ROTEIRO E DIREÇÃO PECAM PELOS EXCESSOS

É uma pena, portanto, que Øvredal não siga os passos de Scott e confie no “menos é mais”: o norueguês mostra demais o seu monstro, diminuindo o seu impacto ao longo da história, a despeito da boa atuação física de Botet.

Ainda atrapalham Drácula: A Última Viagem do Demeter óbvios problemas de roteiro: a tripulação do Demeter poderia não sofrer tanto se fosse mais esperta. Há alguns momentos em que se percebe a mão pesada dos roteiristas Bragi F. Schut Jr. e Zak Olkewicz, que “emburrecem” os personagens para esticar a situação e fazer a história funcionar nos seus termos. Isso diminui a tensão da trama: espectador, prepare-se para gritar com as figuras na tela várias vezes neste filme.

O roteiro ainda peca por meio que já deixar claro os personagens que deverão ficar vivos até perto do fim, com apenas uma das mortes realmente contando como uma surpresa. Isso, aliado ao fato de que já sabemos, aproximadamente, como a história vai terminar, também diminui o suspense da trama.

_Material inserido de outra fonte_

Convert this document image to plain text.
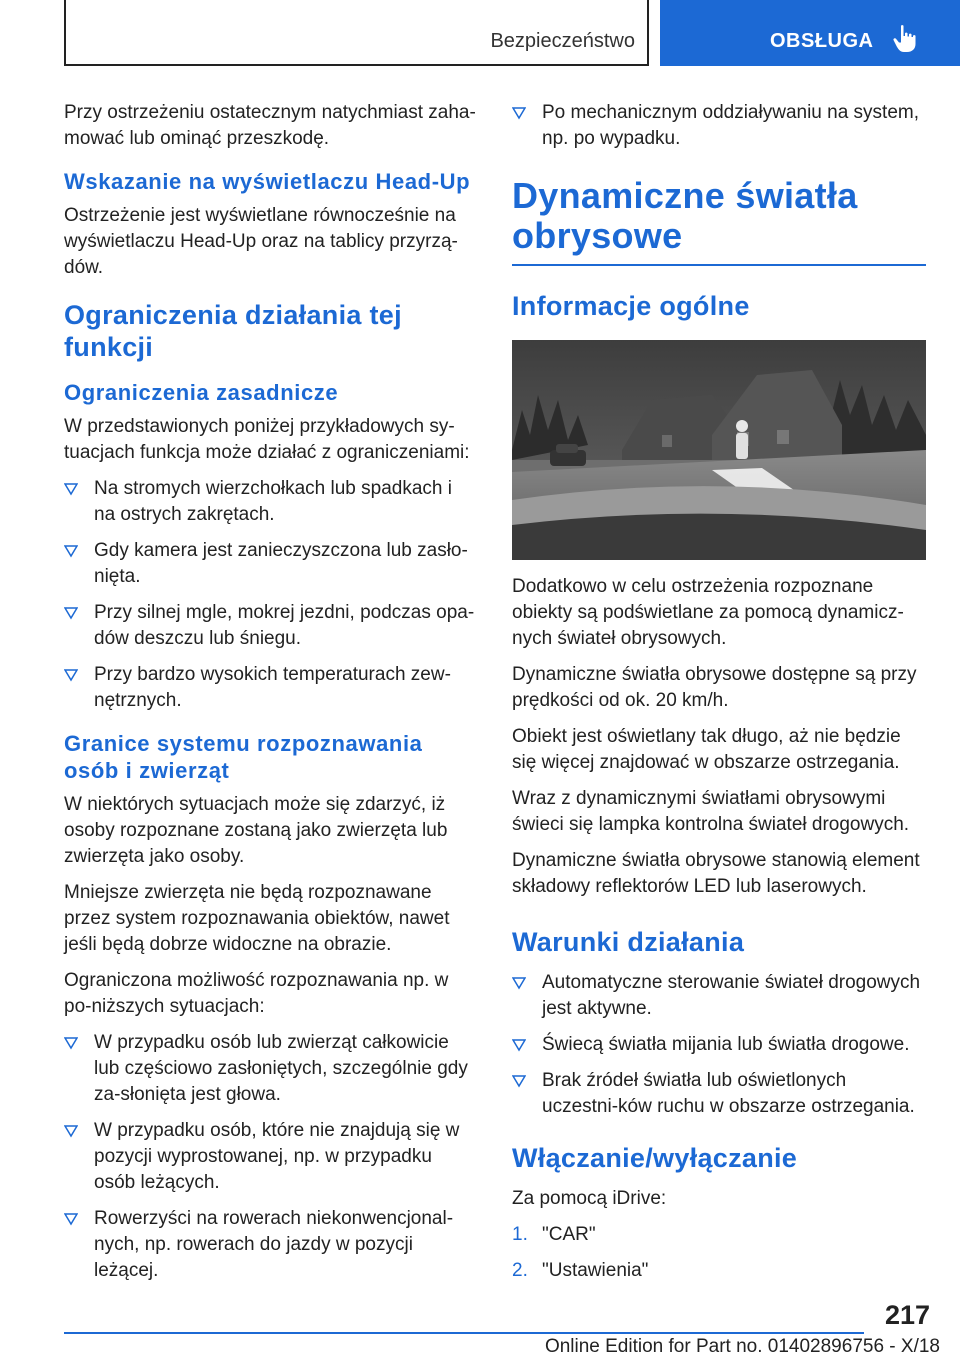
Bezpieczeństwo	OBSŁUGA

Przy ostrzeżeniu ostatecznym natychmiast zaha-mować lub ominąć przeszkodę.

Wskazanie na wyświetlaczu Head-Up

Ostrzeżenie jest wyświetlane równocześnie na wyświetlaczu Head-Up oraz na tablicy przyrzą-dów.

Ograniczenia działania tej funkcji
Ograniczenia zasadnicze

W przedstawionych poniżej przykładowych sy-tuacjach funkcja może działać z ograniczeniami:

Na stromych wierzchołkach lub spadkach i na ostrych zakrętach.
Gdy kamera jest zanieczyszczona lub zasło-nięta.
Przy silnej mgle, mokrej jezdni, podczas opa-dów deszczu lub śniegu.
Przy bardzo wysokich temperaturach zew-nętrznych.
Granice systemu rozpoznawania osób i zwierząt

W niektórych sytuacjach może się zdarzyć, iż osoby rozpoznane zostaną jako zwierzęta lub zwierzęta jako osoby.

Mniejsze zwierzęta nie będą rozpoznawane przez system rozpoznawania obiektów, nawet jeśli będą dobrze widoczne na obrazie.

Ograniczona możliwość rozpoznawania np. w po-niższych sytuacjach:

W przypadku osób lub zwierząt całkowicie lub częściowo zasłoniętych, szczególnie gdy za-słonięta jest głowa.
W przypadku osób, które nie znajdują się w pozycji wyprostowanej, np. w przypadku osób leżących.
Rowerzyści na rowerach niekonwencjonal-nych, np. rowerach do jazdy w pozycji leżącej.
Po mechanicznym oddziaływaniu na system, np. po wypadku.
Dynamiczne światła obrysowe
Informacje ogólne

Dodatkowo w celu ostrzeżenia rozpoznane obiekty są podświetlane za pomocą dynamicz-nych świateł obrysowych.

Dynamiczne światła obrysowe dostępne są przy prędkości od ok. 20 km/h.

Obiekt jest oświetlany tak długo, aż nie będzie się więcej znajdować w obszarze ostrzegania.

Wraz z dynamicznymi światłami obrysowymi świeci się lampka kontrolna świateł drogowych.

Dynamiczne światła obrysowe stanowią element składowy reflektorów LED lub laserowych.

Warunki działania
Automatyczne sterowanie świateł drogowych jest aktywne.
Świecą światła mijania lub światła drogowe.
Brak źródeł światła lub oświetlonych uczestni-ków ruchu w obszarze ostrzegania.
Włączanie/wyłączanie

Za pomocą iDrive:

1. "CAR"
2. "Ustawienia"
217
Online Edition for Part no. 01402896756 - X/18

No fim das contas, Drácula: A Última Viagem do Demeter tem as suas qualidades e quem procura um pouco de escapismo e terror pode se satisfazer aqui. Mas algumas decisões criativas, na hora de traduzir o que está na página e na imaginação do leitor de um livro, para a tela, acabam diminuindo a experiência. É aquele caso clássico: o filme que passa na nossa cabeça enquanto lemos Drácula de Bram Stoker é mais poderoso e assustador do que os cineastas conseguiram colocar na tela aqui. Não é um filme ruim, mas esta viagem do Demeter, mesmo que mais longa, não deve se tornar mais memorável do que as breves cenas presentes nos filmes mencionados do primeiro parágrafo deste texto.